Digitalisierung und Klimaschutz
Um es gleich mal vorweg zu sagen: ohne Digitalisierung würden wir über den rasanten Klimawandel heute lange nicht so viel wissen. Auch wenn wir mit unseren Datendichten die komplexen globalen Systeme nur grob abbilden können, ist es dennoch möglich, bessere Vorhersagen über die Konsequenzen unseres Handelns vorzunehmen und daraus Handlungsempfehlungen abzuleiten. Es gibt also gute Gründe, nicht in die rein analoge Welt zurückzuspringen. Aber jeder Fortschritt muss natürlich kritisch begleitet werden, reine Fortschrittsgläubigkeit war schon immer fatal.
Die Digitalisierung der Energieversorgung als Voraussetzung für 100 Prozent Ökostrom ist so ein Beispiel. Um die volatilen Erneuerbaren mit Speichern und Verbrauchern zu vernetzen, zu optimieren und zu steuern wird der Energiemarkt immer mehr zur IT-Plattform. Digitale Lösungen sollen dazu beitragen, fossile Energieträger durch klimafreundliche Erneuerbare Energien zu ersetzen. So das Versprechen von Bundesregierung und Energiekonzernen.
Die Frage die man jedoch stellen sollte ist, in welcher Geschwindigkeit das geschieht und - das ist entscheidend - mit welchen Begleiterscheinungen und unter wessen Regie der Wandel vollzogen wird. Schnell werden Bedenken beiseite geschoben und als Technologiefeindlichkeit abgekanzelt. Jedoch gehen technologische Innovationen meist mit einem immensen Energie- und Rohstoffverbrauch einher und tragen nicht automatisch zu einer nachhaltigen Gesellschaft bei. Und nur wenn die Digitalisierung kein Mehr an fossilen Energieträgern benötigt, bzw. zu weniger Energie- und Ressourcenverbrauch führt, ist uns geholfen. Eine digitale Suffizienz könnte als Leitkonzept einer lebenswerten und digitalen Zukunft dienen. In ihr würden technische Produkte und Datenströme begrenzt werden, um Umwelt- und Klimafolgen zu reduzieren. Das ganze verbunden mit konsequentem Datenschutz und einer Orientierung zum Gemeinwohl wäre nachhaltig.
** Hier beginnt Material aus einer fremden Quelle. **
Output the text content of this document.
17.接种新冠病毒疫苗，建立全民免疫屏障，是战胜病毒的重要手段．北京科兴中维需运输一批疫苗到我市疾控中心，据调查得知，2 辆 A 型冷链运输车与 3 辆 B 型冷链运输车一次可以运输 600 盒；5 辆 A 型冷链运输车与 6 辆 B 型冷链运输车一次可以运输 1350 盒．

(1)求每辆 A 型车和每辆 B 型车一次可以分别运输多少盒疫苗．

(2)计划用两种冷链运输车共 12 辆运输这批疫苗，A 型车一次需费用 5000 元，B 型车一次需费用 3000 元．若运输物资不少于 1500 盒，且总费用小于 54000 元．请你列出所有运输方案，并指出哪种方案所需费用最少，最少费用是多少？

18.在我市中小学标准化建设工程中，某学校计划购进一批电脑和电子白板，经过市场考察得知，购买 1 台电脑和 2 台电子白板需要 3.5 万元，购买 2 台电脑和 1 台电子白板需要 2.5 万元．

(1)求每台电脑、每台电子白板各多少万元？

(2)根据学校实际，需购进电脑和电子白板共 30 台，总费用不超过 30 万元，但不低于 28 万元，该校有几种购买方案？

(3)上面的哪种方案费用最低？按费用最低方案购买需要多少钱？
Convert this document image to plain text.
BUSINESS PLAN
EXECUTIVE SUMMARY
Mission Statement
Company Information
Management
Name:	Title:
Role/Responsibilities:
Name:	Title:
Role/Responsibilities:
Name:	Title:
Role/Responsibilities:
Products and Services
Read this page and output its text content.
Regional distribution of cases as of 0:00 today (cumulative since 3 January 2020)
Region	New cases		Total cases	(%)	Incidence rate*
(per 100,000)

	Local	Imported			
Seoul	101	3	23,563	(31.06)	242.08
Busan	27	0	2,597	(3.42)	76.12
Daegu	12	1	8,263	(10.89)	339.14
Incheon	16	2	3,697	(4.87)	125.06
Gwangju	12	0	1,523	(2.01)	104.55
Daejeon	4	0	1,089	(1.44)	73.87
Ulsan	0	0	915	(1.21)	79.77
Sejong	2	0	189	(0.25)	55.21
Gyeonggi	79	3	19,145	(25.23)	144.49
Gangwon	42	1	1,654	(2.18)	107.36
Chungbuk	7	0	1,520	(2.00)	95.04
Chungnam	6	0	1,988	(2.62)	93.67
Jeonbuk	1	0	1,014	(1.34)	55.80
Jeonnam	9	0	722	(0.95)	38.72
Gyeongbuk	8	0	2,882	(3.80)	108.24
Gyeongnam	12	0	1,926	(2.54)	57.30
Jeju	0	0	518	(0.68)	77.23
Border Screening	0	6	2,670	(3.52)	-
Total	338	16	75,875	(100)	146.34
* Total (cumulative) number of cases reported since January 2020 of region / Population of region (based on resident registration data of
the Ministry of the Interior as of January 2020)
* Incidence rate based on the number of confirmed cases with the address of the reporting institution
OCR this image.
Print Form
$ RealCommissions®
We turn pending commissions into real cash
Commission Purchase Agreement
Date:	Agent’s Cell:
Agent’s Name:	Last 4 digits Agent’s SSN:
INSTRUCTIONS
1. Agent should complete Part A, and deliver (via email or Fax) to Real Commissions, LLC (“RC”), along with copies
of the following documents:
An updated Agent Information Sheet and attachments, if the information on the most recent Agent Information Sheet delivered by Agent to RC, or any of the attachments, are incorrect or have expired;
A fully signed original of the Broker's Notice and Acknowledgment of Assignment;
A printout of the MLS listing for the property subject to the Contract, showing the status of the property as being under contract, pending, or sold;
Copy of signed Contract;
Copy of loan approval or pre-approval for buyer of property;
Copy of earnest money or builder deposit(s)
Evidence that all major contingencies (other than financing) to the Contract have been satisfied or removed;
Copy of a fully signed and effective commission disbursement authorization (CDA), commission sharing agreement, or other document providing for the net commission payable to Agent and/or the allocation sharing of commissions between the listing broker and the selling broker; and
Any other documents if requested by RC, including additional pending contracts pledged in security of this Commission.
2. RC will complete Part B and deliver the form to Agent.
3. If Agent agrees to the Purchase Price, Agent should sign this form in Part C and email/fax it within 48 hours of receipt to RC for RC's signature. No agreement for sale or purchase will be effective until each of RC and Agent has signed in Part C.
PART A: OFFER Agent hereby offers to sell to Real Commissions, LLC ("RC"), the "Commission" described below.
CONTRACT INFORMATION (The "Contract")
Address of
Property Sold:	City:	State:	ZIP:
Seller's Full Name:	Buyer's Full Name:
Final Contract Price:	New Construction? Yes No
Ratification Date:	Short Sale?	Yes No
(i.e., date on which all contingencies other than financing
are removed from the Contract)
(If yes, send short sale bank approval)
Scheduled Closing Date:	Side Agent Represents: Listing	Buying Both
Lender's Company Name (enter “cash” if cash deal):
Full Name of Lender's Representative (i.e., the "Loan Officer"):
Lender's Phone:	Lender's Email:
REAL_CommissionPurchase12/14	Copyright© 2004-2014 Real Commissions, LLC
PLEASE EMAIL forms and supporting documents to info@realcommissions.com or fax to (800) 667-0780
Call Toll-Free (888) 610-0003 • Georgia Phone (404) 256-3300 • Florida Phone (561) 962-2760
Das steht jedoch im deutlichen Widerspruch zu den Wachstumsversprechungen der Digitalisierung, die noch eine ganz andere Komponente haben: den Verlust von Arbeitsplätzen nicht nur im Niedriglohnsektor und eine damit einhergehende Verstärkung der ungleichen Verteilung von Reichtum in der Gesellschaft. Digitalisierung berge die Gefahr, einen "digitalen Neo-Feudalismus zu erschaffen in dem sich wenige Reiche den digitalen Kuchen aufteilen und die große Mehrheit zu Verlierern wird", so Tilmann Santarius, Autor des Buches "Smarte Grüne Welt? Digitalisierung zwischen Überwachung, Konsum und Nachhaltigkeit".
Es ist also die Frage, wie die zur Abwendung der Klimakatastrophe notwendigen Transformationen, hier vor allem der Energieerzeugung und -versorgung, sozial umgesetzt werden. Eine reine Disruption hat zunächst keine Moral. Versuchen wir den Umbau hin zu einer dekarbonisierten Energieversorgung rein nach neoliberalen Grundsätzen zu vollziehen, wird das nicht gut gehen. Die Vision muss auch auf anderen Ebenen Fortschritt bringen. Denn auch Klimaschutz ist nicht per se sozial. Das Grundrecht auf Sonne ist ein Versuch, die Problematik zu thematisieren. In Sachen Digitalisierung bedeutet es, dass Menschen diese aktiv mitgestalten, sie für sich nutzen können und auch soziale Akteure freien Zugang zu Daten, natürlich unter Berücksichtigung der Persönlichkeitsrechte, bekommen.
Die Digitalisierung bietet Möglichkeiten den Klimaschutz voranzubringen, sie ist aber kein Allheilmittel. Denn wenn der Mensch im selbstfahrenden digitalisierten Auto mehr Zeit zum Konsumieren hat und auch 7- und 90jährige mit dem eigenen Fahrzeug unterwegs sind und die Straßen noch mehr verstopfen, kommt es zu klassischen Reboundeffekten. Nicht zuletzt darf mit der Digitalisierung die bislang erreichte Anwendervielfalt nicht reduziert, sondern muss weiter ausgebaut werden. Das Ideal des Prosumers und der Erzeuger-Verbraucher-Gemeinschaften ist das Gegenmodell zu den Monopolstrukturen, welches die fossile Energieerzeugung hervorgebracht hat.